The first step is finding a model who is comfortable in the water. Competition swimmers are usually good at being able to relax their face, so it doesn’t look like they are holding their breath.
And then when your model first goes under the water there are millions of distracting bubbles everywhere. This can cause your autofocus to go into overdrive trying to find the subject. I found that pre-focusing on the model above the water and maintaining the same distance under the water created a higher percentage of in-focus photos.
There were many failed attempts to get the model’s hair to flow properly. When she descended below the water her hair would hang above her head and then with just a little movement towards the surface her hair would flatten against her face. You have to wait for the moment when the model’s hair begins to relax around her ears, wait for the bubbles to dissipate and hope she has enough breath to hold the pose before pressing the shutter.

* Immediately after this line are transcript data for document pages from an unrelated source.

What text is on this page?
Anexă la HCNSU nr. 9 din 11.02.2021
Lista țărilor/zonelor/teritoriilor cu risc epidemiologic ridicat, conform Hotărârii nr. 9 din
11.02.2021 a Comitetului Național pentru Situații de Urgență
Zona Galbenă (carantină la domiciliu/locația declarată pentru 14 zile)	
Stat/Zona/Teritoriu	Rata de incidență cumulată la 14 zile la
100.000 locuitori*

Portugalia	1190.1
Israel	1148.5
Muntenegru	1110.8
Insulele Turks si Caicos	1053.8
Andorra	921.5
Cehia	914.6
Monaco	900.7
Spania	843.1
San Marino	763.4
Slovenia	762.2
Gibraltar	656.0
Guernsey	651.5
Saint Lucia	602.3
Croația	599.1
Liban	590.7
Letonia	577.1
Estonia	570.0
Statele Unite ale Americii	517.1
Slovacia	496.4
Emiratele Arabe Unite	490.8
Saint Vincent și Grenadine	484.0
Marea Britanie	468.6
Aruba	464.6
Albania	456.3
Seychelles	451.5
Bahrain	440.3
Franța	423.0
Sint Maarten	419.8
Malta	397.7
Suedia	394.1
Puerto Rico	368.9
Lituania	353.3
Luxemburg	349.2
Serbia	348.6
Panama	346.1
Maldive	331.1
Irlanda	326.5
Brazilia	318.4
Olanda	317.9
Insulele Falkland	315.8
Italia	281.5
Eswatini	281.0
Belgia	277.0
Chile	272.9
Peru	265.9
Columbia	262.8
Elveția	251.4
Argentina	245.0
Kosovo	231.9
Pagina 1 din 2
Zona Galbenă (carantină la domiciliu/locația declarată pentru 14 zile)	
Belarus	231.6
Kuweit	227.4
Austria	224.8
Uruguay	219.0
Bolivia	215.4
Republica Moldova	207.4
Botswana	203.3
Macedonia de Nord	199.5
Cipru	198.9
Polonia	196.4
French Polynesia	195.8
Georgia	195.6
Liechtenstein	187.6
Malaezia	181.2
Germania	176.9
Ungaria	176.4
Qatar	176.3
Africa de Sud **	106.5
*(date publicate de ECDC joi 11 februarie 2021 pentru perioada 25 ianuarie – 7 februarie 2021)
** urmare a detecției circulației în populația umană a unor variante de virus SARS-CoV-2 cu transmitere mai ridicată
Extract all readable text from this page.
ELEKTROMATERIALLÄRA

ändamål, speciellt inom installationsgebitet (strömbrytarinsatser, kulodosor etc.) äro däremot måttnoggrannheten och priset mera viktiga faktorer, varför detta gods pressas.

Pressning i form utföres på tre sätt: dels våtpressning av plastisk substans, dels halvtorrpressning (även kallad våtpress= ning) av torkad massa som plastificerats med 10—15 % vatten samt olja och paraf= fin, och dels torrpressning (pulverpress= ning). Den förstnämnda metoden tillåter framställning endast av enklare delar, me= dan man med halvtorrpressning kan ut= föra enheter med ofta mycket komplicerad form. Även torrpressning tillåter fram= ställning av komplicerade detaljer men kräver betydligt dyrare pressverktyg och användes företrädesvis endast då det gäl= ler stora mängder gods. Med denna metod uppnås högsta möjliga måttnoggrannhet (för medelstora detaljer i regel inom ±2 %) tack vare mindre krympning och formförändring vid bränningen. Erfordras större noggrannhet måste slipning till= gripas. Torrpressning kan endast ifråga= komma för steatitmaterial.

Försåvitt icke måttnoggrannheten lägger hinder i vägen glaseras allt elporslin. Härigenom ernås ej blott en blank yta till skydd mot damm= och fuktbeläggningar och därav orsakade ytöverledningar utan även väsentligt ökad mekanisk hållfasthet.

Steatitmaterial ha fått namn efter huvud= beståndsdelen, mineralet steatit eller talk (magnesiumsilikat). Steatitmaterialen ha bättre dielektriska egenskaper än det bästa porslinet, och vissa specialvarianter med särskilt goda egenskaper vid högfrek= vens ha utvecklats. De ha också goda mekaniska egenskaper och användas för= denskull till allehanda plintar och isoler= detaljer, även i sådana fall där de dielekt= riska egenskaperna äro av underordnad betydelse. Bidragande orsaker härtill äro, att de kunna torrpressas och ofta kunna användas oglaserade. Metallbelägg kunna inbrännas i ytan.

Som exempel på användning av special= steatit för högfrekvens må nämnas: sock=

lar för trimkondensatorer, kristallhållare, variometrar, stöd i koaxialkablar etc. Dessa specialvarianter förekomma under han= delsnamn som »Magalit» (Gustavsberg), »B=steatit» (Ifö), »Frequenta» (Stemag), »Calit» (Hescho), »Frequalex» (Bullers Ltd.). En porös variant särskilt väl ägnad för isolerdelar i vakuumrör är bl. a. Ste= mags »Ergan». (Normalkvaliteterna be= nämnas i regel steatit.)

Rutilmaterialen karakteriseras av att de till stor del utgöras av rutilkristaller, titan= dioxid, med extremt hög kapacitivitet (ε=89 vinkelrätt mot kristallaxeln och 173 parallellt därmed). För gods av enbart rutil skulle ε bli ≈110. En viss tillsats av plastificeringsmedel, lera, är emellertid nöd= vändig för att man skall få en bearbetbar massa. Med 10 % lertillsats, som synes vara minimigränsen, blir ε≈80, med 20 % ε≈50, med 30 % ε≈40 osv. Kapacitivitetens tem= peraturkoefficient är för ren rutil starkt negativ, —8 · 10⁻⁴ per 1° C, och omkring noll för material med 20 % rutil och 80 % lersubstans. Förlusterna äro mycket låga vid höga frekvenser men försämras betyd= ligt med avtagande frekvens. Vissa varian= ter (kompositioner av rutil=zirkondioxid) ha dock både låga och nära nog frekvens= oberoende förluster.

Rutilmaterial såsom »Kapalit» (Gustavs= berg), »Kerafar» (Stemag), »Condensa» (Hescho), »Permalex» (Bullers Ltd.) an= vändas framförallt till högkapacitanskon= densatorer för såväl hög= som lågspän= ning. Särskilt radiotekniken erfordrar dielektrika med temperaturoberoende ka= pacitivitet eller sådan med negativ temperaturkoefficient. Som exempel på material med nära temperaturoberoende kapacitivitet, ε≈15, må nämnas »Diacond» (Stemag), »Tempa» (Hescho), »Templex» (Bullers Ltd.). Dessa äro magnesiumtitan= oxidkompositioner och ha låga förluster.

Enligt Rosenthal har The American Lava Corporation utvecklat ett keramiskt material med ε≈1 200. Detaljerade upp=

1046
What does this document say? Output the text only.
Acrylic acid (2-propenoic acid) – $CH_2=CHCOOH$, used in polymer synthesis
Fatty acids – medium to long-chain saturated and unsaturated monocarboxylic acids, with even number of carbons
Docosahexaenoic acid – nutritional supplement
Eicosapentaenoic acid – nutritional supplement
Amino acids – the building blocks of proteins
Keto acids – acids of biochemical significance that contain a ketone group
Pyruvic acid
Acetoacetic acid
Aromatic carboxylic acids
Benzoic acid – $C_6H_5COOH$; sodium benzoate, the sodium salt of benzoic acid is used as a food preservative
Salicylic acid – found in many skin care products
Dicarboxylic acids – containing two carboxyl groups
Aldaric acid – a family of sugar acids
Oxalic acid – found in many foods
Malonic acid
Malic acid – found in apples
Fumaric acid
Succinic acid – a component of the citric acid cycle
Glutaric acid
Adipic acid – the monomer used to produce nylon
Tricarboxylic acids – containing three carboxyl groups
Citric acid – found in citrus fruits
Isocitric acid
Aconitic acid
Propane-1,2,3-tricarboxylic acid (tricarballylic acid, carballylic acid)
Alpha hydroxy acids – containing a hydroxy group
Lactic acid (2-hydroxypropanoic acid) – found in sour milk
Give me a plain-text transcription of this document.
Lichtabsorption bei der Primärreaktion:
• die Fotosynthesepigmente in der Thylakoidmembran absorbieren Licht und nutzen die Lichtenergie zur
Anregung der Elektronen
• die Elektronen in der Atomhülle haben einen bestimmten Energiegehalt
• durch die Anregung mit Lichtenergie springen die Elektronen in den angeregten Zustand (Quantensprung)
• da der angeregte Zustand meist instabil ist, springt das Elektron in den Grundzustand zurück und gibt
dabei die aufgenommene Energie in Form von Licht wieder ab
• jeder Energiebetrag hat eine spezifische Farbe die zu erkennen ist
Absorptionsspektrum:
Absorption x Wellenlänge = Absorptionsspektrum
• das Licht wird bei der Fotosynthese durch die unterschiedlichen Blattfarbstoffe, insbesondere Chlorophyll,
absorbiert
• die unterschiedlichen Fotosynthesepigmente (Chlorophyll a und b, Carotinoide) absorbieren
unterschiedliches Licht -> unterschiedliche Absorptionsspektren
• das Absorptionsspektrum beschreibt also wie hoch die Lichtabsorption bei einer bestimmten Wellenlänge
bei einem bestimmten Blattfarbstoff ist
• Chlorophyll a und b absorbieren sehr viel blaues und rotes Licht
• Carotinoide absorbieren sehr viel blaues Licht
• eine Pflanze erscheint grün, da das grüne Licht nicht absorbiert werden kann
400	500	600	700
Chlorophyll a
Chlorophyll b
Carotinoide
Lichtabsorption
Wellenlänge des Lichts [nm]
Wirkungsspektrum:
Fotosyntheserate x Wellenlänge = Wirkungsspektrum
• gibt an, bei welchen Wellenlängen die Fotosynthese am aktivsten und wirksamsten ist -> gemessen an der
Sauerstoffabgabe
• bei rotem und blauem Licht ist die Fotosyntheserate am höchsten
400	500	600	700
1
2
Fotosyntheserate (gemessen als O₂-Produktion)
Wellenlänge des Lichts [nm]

One thing that helps the model stay in position is to take a deep breath in and then breath OUT before you go under. Breathing out makes you sink to the bottom of the pool. For the photographer, wearing a scuba weight belt helps to keep you from bobbing around like a champagne cork!
My Canon 5D and a 24mm lens was protected with a EWA marine waterproof bag.
I started out making test shots of my assistant using only the natural light. This gave me a baseline to know where to overpower the ambient light with strobes and sculpt the light only where I wanted it to land on the model. The daylight balanced manufactured light also helped to avoid any color casts and keep the model’s hair red.
For the shoot, I used 2 Elinchrom Quadras, one with a gridded softbox directly overhead on a boom, and the other with a cone to concentrate the light on the model’s face. An Elinchrom BX400 was used as a fill light. All the strobes were triggered with Pocket Wizard’s Flex TT5s.
A note to the wise, radio waves do not work underwater. But at approximately 4” below the surface they worked well. Anything deeper than that and you need to use an optical signal to sync your lights, or go big and get some underwater lights.